A cesarean delivery requires two incisions—one in the skin and one in the uterus. Both can be done either vertically or horizontally. Most commonly, both incisions are made horizontally. If a woman has had previous abdominal surgery, the doctor will remove the old scar and use that area for the skin incision. Therefore, if the scar was vertical, the skin incision may not match the uterine incision. The incision in the skin is usually chosen for cosmetic reasons, while the one in the uterus is chosen for medical reasons.
The low transverse skin (Pfannenstiel) incision is made crosswise along the pubic hairline. (See Figure 9.2.) This “bikini cut” is preferred for cosmetic reasons because the scar is barely noticeable. However, the incision takes longer to do and gives the doctor limited space in which to work. Therefore, it is not used in an extreme emergency. On the plus side, discomfort during recovery is less, and the wound heals more quickly. A vertical skin incision is faster to make and gives the doctor more room in which to work. (See Figure 9.3.) Hence, it allows for a quicker delivery in an emergency situation.
The most common uterine incision is the low transverse cervical incision. It is made horizontally in the cervical area. (See Figure 9.4.)Because it is not in the contractile part of the uterus, it forms the strongest scar with the least danger of rupture and fewest postoperative adhesions. The incision is smaller and is thought to heal more quickly. It is the only incision that doctors will accept for a vaginal birth after a cesarean (VBAC).

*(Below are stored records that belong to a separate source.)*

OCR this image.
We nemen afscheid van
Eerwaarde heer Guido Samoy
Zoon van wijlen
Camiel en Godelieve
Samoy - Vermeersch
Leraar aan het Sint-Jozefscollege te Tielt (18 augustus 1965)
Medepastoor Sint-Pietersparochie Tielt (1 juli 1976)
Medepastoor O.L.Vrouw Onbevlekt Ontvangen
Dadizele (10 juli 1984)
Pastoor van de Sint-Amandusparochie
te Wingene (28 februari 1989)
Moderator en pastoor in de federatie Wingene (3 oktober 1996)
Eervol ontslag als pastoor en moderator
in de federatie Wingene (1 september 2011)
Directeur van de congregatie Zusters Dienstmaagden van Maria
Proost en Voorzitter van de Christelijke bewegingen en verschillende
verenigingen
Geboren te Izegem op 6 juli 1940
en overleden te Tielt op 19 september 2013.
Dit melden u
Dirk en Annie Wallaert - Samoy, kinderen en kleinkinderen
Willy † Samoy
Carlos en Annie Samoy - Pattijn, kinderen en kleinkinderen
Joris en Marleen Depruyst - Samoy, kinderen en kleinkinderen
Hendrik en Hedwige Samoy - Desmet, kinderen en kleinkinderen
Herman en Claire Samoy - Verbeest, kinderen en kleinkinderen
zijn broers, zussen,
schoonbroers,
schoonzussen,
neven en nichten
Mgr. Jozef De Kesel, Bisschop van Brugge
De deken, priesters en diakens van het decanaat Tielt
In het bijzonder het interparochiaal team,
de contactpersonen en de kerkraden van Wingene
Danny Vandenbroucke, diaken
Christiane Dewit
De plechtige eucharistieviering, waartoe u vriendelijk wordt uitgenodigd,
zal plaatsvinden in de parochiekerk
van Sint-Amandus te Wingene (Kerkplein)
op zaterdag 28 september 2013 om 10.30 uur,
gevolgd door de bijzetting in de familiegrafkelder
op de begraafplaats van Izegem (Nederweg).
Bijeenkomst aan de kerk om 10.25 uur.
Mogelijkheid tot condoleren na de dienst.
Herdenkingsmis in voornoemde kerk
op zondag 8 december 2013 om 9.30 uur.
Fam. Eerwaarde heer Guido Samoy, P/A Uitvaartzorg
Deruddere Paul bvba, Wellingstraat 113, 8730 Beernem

A classical uterine incision is made vertically in the fundal area and gives the doctor more working room. (See Figure 9.5.) It is done when the baby is large, when the baby is in a transverse lie, when adhesions or scar tissue from previous cesareans are a problem, or when the baby must be delivered immediately. A classical incision forms the weakest scar and heals the slowest. You may not attempt a VBAC with this incision.